Apesar das dificuldades, Mag afirma que o fato de ser mulher também impõe mais confiança na hora de conseguir autorização para pintar um muro. “Sinto mais facilidades do que barreiras na rua. É muito mais fácil que alguém confie em mim, por ser mulher, para pintar um muro”, expressa Mag. “Não é fácil dar a cara para bater, mas é gratificante deixar que todas as pessoas que passam pelo meu trabalho entrem no meu mundo”, conclui.

Panmela Castro, do Rio de Janeiro

Movimento
Por ser uma arte ligada ao hip hop, afirma Sista Kátia, as atitudes acabam prevalecendo em relação ao diálogo, e diferenças são encaradas “de uma maneira muito mais tranquila”. “É no muro que a gente vê quem é quem: se a menina pinta melhor que dez caras no evento, os dez caras vão rodar”.

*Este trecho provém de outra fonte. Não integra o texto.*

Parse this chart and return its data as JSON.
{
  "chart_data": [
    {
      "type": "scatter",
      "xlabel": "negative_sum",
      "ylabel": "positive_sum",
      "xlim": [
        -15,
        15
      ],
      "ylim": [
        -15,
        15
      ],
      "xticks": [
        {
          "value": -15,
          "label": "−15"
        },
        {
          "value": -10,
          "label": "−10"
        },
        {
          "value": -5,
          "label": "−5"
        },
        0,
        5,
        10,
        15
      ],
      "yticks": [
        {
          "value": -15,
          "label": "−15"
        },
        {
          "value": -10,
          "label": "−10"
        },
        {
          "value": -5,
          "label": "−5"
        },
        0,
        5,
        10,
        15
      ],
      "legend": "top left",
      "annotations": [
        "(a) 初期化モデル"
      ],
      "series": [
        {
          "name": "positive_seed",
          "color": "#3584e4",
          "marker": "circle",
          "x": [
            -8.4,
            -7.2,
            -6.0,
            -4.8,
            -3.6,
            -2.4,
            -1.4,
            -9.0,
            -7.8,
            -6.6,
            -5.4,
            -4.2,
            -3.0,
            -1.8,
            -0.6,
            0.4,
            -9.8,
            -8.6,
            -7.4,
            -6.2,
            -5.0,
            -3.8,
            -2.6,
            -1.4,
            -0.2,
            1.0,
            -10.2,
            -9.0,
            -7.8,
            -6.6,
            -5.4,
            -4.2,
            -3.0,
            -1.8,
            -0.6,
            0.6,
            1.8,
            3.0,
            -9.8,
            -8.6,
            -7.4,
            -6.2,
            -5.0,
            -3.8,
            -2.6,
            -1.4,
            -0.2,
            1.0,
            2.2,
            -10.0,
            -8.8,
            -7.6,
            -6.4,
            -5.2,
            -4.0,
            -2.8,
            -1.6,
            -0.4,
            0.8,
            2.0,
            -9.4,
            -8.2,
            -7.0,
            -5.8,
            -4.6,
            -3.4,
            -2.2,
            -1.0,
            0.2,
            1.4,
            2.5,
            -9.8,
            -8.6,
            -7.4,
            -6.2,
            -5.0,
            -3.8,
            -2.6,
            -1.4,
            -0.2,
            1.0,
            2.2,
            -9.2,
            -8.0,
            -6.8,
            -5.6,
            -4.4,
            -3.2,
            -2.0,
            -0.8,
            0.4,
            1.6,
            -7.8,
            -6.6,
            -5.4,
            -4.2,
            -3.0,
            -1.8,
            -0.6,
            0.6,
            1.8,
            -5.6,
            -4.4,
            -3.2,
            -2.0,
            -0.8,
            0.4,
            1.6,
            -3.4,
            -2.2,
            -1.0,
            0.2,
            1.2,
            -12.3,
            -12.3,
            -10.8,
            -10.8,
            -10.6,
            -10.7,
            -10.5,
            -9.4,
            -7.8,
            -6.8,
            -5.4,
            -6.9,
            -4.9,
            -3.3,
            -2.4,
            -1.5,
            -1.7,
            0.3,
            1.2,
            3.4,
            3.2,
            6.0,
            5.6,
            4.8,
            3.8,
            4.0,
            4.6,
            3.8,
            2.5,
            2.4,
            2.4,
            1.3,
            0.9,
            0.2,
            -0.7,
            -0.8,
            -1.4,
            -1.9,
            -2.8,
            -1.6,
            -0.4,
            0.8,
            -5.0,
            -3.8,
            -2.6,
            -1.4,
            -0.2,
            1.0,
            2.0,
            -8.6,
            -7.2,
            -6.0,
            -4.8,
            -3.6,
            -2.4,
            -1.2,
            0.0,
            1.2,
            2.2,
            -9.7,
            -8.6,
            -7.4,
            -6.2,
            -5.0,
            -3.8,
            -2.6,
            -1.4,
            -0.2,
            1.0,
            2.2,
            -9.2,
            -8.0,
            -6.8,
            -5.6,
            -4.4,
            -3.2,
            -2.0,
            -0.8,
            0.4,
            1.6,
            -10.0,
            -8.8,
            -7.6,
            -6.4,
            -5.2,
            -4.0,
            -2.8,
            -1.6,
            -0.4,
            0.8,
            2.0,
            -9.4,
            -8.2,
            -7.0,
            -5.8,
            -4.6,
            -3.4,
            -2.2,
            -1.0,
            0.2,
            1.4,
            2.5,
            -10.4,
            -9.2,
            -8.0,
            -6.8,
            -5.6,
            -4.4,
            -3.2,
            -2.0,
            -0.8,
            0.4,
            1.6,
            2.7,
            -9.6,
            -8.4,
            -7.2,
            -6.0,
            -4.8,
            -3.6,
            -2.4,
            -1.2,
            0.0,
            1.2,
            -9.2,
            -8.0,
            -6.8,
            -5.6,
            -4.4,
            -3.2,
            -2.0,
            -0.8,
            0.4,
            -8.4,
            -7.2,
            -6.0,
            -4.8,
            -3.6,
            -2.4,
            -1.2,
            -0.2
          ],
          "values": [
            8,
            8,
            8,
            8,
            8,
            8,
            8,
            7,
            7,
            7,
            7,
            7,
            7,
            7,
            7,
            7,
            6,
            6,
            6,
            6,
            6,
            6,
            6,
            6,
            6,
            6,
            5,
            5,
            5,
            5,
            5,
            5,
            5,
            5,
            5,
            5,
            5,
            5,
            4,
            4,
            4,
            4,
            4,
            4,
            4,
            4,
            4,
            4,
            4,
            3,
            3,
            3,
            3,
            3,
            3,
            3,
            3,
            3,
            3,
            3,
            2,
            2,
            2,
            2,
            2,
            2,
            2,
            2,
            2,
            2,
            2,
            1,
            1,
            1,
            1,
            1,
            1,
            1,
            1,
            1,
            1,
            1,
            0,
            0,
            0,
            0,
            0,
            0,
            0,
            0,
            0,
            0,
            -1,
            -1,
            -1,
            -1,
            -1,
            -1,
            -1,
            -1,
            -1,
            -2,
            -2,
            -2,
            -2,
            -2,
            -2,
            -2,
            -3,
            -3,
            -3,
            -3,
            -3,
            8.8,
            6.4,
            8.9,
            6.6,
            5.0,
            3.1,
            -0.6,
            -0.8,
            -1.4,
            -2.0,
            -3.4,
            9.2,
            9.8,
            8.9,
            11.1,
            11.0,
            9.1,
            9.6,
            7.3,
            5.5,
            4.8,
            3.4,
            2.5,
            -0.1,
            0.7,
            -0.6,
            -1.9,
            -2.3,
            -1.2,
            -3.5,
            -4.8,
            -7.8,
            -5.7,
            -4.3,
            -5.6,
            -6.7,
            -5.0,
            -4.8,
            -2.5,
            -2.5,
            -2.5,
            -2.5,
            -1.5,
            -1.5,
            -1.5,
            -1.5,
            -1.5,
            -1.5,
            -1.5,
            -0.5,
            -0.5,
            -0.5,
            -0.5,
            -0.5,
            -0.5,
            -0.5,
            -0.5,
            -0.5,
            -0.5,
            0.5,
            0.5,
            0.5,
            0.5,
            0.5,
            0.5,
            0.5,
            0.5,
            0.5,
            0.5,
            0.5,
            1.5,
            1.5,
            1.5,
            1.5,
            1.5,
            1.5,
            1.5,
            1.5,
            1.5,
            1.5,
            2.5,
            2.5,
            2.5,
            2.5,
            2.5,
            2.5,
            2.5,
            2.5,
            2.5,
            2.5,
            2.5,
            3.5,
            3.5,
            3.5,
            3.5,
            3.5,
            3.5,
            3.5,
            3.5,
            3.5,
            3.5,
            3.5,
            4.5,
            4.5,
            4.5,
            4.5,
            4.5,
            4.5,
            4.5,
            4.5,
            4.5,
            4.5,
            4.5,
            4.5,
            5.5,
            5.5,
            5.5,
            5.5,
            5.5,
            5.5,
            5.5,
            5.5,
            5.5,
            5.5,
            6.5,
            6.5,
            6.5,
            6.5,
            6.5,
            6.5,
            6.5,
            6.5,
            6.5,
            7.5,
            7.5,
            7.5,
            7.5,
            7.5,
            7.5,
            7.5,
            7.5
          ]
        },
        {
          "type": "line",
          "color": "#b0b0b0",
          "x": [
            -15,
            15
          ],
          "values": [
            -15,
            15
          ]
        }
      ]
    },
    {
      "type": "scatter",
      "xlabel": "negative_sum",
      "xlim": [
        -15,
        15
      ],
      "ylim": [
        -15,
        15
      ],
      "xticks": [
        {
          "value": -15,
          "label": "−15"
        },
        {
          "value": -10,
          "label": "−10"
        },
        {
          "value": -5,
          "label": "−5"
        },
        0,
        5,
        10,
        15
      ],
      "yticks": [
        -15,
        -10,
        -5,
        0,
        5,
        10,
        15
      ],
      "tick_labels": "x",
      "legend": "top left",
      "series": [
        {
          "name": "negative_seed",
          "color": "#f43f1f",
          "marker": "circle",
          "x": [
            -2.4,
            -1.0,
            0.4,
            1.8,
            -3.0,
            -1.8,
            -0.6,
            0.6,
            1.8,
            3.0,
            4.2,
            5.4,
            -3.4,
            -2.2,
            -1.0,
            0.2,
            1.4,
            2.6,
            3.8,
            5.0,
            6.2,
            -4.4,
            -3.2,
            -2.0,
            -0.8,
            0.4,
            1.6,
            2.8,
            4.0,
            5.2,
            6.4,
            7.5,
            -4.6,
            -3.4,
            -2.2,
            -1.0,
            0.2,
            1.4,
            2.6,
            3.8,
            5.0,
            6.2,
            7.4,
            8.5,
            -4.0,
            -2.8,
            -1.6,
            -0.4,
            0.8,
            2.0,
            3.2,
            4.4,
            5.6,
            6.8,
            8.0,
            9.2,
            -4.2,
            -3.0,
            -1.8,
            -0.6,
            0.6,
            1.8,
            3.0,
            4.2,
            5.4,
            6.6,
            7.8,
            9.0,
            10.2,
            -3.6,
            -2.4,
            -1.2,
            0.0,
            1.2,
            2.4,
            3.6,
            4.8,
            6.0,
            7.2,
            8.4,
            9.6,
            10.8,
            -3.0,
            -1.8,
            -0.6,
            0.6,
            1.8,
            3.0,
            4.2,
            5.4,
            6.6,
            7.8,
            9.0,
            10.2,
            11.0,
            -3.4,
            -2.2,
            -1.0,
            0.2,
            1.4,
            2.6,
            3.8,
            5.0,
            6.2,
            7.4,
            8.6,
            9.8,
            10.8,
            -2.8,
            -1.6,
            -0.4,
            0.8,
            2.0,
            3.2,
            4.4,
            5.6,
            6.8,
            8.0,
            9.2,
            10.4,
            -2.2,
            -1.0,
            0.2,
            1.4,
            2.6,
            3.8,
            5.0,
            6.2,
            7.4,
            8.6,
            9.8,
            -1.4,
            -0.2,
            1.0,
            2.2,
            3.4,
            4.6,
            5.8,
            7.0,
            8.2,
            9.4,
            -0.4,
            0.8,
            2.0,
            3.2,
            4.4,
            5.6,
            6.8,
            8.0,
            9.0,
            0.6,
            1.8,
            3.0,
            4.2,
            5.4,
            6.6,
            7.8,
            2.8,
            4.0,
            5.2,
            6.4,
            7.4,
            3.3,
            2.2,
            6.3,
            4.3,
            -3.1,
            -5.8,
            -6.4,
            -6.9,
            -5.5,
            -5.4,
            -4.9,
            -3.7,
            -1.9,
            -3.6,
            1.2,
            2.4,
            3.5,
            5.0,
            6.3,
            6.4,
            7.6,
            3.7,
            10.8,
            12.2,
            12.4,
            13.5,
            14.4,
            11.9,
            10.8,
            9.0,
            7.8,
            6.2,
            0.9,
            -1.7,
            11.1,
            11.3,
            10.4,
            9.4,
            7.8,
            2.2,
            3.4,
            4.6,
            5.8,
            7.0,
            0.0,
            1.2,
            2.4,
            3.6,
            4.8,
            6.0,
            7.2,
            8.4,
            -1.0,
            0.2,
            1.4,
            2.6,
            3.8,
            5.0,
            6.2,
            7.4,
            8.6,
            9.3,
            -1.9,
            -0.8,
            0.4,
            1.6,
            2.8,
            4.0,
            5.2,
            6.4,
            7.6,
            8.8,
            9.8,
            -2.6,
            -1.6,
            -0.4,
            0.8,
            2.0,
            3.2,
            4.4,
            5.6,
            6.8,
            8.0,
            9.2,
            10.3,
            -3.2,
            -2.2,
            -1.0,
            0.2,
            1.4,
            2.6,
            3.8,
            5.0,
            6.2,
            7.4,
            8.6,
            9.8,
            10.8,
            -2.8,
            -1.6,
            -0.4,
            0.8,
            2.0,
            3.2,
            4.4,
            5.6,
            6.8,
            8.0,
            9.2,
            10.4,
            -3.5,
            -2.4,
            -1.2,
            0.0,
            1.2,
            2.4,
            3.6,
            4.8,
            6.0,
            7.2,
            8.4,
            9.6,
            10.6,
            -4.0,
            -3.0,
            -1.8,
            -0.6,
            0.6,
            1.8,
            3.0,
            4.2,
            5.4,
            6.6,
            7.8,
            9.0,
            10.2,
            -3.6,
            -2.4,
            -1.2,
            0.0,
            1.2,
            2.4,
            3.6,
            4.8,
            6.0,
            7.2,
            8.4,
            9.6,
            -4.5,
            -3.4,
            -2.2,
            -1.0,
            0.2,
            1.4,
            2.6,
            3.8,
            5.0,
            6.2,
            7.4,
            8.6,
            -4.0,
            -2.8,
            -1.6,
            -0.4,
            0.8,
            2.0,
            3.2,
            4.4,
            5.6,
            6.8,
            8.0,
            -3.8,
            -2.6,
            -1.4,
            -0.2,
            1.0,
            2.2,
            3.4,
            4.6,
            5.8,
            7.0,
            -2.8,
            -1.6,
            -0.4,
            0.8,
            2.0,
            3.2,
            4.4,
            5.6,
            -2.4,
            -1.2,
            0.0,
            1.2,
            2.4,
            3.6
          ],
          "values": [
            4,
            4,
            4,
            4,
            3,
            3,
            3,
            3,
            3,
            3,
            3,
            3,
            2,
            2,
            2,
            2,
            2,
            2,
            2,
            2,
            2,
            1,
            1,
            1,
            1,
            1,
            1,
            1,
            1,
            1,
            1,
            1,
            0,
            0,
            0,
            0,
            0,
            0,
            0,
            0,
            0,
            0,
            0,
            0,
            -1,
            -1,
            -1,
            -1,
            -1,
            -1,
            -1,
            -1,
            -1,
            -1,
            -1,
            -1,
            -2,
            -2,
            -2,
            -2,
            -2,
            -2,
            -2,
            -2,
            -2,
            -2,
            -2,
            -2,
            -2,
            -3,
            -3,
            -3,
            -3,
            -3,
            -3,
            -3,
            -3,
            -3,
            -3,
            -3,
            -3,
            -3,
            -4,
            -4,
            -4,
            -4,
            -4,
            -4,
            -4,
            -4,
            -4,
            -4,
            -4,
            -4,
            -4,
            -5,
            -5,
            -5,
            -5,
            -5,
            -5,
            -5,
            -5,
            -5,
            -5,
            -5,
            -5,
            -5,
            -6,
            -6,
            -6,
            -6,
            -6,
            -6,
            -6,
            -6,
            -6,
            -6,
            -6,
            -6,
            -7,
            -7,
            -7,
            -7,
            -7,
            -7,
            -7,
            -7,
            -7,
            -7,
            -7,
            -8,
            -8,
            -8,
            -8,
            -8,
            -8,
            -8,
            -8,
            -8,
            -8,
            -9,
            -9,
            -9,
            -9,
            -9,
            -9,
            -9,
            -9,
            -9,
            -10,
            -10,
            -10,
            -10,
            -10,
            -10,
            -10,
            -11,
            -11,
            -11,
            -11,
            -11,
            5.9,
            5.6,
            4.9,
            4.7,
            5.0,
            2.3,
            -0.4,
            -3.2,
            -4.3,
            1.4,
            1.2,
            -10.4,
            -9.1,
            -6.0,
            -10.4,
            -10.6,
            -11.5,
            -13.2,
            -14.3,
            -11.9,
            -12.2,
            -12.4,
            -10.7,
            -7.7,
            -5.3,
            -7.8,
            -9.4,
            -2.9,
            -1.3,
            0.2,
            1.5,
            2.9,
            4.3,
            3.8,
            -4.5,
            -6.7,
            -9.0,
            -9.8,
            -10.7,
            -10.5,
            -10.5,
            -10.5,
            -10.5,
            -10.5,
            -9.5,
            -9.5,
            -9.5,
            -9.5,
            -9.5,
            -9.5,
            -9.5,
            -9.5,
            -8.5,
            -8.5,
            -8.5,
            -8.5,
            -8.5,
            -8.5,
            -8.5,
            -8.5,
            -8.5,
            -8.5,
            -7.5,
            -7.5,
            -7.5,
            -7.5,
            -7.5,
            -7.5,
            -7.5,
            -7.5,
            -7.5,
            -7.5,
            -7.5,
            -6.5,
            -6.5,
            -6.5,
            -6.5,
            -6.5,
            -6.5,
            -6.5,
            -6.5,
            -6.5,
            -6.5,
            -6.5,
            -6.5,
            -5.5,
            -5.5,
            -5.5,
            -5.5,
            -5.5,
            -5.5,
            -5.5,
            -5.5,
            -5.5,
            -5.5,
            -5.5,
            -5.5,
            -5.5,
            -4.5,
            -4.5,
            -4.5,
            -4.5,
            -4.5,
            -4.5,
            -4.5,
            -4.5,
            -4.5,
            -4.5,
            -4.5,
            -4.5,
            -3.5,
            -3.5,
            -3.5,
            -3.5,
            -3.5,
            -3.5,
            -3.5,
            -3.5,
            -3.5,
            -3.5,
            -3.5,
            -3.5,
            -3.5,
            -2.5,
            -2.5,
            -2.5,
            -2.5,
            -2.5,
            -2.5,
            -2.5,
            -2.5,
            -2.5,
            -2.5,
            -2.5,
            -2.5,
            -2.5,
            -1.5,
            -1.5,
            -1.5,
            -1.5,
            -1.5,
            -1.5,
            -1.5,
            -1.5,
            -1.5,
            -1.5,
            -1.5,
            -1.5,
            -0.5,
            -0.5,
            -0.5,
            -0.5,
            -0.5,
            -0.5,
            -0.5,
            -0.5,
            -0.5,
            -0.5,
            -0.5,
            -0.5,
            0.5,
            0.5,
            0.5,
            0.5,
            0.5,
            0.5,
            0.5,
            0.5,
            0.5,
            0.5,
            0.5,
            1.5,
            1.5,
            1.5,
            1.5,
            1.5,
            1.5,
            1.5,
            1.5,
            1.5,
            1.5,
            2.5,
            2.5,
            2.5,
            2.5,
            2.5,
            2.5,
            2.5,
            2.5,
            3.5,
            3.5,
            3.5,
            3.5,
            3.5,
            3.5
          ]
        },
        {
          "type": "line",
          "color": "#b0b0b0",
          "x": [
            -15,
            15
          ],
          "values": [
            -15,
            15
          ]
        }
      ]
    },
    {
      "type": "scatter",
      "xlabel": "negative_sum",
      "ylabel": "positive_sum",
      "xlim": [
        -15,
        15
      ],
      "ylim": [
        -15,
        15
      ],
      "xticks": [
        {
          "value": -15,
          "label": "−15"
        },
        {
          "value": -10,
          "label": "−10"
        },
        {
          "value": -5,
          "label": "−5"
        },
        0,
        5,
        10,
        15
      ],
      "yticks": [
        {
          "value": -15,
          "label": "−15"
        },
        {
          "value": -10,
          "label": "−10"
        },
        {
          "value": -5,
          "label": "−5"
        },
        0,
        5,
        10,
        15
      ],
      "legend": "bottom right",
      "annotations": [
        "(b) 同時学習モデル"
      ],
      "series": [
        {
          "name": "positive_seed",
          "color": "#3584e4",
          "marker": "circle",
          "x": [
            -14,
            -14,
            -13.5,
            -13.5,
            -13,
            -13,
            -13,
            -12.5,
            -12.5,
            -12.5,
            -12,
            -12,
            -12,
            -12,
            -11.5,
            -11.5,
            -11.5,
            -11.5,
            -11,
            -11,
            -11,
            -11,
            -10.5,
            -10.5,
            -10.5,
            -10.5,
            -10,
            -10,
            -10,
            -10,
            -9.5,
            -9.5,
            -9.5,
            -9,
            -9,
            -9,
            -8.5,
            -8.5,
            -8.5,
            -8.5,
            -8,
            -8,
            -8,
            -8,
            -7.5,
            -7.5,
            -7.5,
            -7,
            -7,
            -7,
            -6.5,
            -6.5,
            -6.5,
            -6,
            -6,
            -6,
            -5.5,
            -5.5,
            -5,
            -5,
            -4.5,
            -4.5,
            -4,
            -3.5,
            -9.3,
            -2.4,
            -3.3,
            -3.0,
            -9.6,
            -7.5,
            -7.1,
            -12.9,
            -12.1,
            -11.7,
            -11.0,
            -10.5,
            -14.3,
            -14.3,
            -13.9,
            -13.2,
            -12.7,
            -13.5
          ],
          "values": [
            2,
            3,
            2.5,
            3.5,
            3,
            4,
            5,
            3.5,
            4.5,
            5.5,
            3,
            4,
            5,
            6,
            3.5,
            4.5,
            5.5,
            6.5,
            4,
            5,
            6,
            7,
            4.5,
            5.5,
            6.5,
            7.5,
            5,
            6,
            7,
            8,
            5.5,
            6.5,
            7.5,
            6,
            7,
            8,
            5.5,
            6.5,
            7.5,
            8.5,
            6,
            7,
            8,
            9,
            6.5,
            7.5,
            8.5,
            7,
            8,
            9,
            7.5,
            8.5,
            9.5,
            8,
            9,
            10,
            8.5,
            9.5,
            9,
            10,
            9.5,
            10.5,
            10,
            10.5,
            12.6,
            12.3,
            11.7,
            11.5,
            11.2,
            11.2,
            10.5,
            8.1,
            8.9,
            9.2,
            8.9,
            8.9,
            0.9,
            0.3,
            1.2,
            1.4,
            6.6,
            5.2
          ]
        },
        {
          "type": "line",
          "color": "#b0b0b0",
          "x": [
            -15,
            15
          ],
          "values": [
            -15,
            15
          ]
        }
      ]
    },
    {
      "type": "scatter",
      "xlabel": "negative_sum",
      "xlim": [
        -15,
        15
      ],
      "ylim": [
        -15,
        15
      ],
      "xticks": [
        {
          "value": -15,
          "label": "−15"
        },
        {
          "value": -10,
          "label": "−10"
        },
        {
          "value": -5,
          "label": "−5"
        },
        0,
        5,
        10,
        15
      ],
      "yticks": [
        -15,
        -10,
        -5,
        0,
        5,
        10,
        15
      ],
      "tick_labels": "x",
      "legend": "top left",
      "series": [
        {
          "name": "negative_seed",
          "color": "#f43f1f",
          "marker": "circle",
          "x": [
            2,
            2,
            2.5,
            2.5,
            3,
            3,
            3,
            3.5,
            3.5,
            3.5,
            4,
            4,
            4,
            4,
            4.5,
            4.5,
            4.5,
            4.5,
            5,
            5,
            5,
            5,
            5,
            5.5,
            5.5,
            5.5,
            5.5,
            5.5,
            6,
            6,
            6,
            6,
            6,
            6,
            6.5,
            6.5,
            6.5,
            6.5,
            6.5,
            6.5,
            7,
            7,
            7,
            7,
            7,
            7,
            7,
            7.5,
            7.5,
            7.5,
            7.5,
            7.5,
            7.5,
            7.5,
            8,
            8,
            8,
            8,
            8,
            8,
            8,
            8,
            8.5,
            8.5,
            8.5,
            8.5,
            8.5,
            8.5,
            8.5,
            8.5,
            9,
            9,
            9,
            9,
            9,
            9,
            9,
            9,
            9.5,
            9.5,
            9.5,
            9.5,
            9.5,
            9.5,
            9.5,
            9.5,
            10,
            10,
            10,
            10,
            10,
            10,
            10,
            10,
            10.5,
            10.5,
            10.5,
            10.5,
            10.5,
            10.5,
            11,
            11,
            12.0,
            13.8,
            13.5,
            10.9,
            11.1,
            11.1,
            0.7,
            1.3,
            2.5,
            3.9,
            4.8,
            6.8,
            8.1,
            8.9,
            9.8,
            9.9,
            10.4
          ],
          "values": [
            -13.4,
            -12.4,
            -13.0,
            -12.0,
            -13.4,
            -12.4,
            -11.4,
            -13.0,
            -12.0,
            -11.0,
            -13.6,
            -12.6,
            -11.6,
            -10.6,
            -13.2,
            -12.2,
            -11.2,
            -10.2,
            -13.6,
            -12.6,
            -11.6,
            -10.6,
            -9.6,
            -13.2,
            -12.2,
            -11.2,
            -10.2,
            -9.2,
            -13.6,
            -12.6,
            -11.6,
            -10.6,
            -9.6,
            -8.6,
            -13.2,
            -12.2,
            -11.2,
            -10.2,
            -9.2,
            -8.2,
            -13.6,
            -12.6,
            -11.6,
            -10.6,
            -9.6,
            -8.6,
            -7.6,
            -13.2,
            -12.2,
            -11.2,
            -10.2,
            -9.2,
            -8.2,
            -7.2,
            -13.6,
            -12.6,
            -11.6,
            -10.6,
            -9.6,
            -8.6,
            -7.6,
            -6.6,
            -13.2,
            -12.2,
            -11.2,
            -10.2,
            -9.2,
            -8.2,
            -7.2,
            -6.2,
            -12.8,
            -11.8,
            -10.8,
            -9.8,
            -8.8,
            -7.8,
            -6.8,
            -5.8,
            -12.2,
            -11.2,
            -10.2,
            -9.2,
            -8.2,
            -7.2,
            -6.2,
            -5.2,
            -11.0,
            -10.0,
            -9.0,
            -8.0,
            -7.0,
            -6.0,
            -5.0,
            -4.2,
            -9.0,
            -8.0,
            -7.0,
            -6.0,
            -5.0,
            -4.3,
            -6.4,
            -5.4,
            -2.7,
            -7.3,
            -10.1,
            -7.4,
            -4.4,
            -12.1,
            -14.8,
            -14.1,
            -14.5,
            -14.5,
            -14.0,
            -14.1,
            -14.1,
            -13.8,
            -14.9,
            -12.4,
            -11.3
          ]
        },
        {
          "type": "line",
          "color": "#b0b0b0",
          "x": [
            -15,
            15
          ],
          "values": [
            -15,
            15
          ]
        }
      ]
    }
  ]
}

Foi Sista Kátia quem criou o movimento Sistas Crew (2007), destinado a meninas grafiteiras com a ideia de promover encontros para, além de grafitar, articular um processo de formação política: “A gente se juntou com uma rede de grafiteiras brasileiras que hoje nem existe mais e fez o Encontro Nacional de Grafiteiras, que durou quatro dias e juntou pelo menos 50 meninas em Salvador”.

Também no intuito de controlar a disparidade entre homens e mulheres no grafite, a artista Panmela Castro criou a Rede Nami, que organiza as grafiteiras e procura oportunidades para elas. “Várias coisas vão limitando a expressão e a convivência da mulher com a rua. Os trabalhos no grafite já são poucos, mesmo para os homens, então o objetivo da Nami é investir para que ambos tenham simplesmente as mesmas chances”, justifica.

Além de mobilizar artistas, a Rede Nami promove debates sobre violência contra a mulher – a própria Panmela foi vítima de abusos em seu primeiro casamento – e procura contar as histórias das vítimas nos muros. As discussões e projetos chegaram a cidades como São Paulo, Rio de Janeiro, Brasília, Belo Horizonte, Porto Alegre e Salvador, levando oportunidades e conscientização a escolas, praças e paredes.

Kátia reitera a importância de “tornar a rede de grafiteiras algo consequente, não só estético”, que venha de um processo político. Para se ver que, seja simplesmente para se expressar artisticamente, seja para buscar a mudança, “as meninas não só pintam, como também têm opinião formada”.